Chile's economy is seen surging in the second quarter as the world's top copper producer recovers from a a massive February quake, a central bank poll of financial analysts showed on Thursday.

Strong growth would reaffirm views that the central bank will raise rates for the first time in nearly two years and join the ranks of Brazil and Peru in a regional monetary policy tightening cycle.

According to the poll, analysts predicted the economy will expand 4.5 percent in the second quarter, a hefty increase from growth of 3 percent that was forecast in the previous survey.

The IMACEC economic activity indicator is seen rising 4.5 percent in May, while inflation is expected to grow 0.3 percent in June.
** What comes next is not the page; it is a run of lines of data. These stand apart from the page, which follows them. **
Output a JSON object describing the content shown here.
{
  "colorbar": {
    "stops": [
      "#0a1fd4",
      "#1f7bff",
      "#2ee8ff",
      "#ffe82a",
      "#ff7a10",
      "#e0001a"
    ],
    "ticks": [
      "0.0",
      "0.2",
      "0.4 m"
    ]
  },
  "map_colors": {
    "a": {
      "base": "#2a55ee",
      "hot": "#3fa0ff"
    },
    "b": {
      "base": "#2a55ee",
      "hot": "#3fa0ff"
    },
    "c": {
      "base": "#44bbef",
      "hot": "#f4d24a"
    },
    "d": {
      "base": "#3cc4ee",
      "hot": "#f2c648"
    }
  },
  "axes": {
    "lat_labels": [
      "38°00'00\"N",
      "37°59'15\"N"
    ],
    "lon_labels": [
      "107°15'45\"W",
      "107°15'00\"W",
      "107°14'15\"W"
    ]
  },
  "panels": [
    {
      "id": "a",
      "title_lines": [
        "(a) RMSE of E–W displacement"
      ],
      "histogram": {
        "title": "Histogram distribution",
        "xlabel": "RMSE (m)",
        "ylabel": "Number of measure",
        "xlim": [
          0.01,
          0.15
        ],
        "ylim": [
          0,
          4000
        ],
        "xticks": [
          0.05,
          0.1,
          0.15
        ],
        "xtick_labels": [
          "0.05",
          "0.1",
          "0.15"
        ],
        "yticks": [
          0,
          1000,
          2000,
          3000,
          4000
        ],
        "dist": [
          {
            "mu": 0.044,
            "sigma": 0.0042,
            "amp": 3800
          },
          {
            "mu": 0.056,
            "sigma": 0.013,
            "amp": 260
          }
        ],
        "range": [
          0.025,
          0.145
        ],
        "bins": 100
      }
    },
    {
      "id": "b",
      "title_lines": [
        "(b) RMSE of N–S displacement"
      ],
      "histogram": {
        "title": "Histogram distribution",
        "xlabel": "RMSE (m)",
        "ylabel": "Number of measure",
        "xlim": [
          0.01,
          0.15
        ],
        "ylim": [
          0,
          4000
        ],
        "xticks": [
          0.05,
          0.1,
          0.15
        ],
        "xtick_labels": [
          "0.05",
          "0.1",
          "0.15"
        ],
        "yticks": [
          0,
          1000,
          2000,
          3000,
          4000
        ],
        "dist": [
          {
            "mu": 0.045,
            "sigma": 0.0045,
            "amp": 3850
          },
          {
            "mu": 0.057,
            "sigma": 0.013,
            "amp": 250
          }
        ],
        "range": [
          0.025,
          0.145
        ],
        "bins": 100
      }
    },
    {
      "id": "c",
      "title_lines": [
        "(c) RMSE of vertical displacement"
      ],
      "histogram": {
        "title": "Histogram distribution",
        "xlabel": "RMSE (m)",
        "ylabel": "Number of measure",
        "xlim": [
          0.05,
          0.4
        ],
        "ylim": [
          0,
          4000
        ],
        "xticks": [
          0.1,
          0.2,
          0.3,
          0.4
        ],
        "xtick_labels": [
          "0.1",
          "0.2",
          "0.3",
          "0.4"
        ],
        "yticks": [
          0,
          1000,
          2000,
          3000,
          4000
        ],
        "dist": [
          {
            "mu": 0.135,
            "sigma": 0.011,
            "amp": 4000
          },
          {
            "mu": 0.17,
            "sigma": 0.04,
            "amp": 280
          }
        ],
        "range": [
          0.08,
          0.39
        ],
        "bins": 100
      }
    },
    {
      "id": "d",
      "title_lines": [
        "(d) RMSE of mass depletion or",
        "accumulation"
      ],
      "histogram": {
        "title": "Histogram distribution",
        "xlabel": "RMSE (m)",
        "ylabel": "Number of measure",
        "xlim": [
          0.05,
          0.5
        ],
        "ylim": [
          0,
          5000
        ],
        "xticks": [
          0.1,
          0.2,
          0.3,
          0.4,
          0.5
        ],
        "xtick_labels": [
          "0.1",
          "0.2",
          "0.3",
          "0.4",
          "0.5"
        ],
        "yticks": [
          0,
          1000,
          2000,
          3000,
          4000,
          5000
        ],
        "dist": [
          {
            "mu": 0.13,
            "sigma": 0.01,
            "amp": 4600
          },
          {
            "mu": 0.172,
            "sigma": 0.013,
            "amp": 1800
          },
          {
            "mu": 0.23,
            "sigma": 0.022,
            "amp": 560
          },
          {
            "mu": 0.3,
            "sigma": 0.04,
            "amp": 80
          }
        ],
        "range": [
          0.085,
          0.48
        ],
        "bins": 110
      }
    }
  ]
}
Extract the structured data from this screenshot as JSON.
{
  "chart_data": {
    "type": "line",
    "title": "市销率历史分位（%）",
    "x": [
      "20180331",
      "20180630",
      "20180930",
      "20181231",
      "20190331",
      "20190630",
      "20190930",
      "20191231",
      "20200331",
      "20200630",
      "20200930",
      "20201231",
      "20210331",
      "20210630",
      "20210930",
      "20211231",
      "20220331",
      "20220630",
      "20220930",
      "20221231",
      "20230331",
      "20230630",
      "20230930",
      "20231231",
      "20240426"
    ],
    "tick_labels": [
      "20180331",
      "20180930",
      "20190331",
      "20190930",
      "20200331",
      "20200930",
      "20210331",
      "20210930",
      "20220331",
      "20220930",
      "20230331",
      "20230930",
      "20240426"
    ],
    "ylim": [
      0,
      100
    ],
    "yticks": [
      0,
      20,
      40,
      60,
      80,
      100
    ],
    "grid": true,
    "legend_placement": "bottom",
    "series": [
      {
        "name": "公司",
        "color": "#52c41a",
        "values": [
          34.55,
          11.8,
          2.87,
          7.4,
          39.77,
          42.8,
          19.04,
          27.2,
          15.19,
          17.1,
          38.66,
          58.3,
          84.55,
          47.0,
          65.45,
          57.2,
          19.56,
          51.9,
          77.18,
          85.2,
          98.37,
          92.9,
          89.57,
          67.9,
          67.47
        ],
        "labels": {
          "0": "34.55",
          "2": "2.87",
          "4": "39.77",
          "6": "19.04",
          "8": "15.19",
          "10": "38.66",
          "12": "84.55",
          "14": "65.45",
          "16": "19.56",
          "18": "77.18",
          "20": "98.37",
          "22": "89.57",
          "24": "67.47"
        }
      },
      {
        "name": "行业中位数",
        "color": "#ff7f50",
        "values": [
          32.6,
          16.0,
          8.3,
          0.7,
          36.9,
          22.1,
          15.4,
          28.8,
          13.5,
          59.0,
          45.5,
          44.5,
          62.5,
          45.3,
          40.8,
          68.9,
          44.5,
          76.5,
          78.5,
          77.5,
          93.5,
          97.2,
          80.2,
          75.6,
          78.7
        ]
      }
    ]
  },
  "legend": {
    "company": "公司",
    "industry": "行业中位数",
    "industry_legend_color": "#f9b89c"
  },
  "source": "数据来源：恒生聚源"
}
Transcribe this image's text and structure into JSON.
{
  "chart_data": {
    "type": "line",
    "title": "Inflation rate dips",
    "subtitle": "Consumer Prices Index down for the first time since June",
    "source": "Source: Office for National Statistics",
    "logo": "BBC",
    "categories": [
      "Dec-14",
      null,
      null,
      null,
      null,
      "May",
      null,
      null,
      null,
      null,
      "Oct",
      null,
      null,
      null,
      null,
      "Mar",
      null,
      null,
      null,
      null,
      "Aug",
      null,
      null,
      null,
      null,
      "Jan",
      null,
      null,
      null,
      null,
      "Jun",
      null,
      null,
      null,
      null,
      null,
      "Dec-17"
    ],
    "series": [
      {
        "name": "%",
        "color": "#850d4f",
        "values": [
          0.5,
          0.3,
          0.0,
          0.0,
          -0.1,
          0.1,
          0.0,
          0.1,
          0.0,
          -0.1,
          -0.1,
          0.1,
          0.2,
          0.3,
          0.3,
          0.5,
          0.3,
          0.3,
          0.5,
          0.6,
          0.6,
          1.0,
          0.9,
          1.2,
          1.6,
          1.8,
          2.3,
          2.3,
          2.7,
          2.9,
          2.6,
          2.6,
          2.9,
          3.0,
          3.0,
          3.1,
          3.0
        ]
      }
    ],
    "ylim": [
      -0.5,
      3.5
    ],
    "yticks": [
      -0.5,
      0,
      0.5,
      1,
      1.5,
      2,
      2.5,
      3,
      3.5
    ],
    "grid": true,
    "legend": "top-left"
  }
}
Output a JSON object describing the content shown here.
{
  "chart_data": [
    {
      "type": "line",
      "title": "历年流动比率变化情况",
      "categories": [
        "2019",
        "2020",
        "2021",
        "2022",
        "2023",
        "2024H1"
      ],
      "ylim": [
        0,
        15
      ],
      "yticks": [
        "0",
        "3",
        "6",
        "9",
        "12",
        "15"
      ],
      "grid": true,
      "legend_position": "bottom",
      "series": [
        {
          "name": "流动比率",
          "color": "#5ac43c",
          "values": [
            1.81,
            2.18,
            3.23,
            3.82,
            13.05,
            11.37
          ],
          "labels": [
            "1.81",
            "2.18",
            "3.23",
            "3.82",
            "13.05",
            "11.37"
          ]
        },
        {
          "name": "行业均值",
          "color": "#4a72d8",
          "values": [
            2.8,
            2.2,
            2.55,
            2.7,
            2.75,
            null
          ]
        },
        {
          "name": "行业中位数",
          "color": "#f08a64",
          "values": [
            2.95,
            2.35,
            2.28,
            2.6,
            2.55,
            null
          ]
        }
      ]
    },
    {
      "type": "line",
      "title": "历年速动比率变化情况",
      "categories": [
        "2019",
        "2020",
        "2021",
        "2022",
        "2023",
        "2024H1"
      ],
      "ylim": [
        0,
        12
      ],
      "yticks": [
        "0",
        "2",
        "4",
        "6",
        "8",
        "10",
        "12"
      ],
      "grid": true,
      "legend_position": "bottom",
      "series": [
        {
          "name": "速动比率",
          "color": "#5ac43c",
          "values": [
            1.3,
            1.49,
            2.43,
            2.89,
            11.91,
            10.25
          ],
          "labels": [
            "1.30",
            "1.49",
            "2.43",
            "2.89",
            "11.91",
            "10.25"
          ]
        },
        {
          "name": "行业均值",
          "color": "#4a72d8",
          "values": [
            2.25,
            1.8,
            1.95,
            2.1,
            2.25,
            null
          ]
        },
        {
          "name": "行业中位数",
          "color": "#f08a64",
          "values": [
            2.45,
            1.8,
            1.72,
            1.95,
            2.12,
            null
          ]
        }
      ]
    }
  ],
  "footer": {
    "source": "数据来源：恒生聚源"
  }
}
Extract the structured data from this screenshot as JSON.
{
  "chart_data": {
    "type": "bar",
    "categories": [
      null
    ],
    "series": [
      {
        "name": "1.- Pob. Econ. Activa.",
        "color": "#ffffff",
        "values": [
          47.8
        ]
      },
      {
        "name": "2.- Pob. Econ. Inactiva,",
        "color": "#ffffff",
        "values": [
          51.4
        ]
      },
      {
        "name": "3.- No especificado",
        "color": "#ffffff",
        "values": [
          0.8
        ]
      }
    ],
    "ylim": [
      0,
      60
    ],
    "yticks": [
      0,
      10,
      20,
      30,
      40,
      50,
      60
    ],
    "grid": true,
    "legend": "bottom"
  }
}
Analysts see the central bank raising its benchmark interest rate by 25 basis points to 0.75 percent at its monetary policy meeting on Tuesday. Analysts see the rate at 2.5 percent by December, betting on a more gradual pace of normalization in the monetary policy as European debt woes continue to rattle global markets.

Chile's economy surged 4 percent in April, signaling that the worst of the Feb. 27 quake was over. The 8.8-magnitude tremor killed over 500 people and destroyed cities, infrastructure and key industries like forestry and fruit farming.

Economists see strong growth in anticipation of the flow of billions of dollars to help rebuild cities and infrastructure.

Post-quake rebuilding has helped boost retails shares that helped catapult the blue chip IPSA index .IPSA to fresh highs on Wednesday.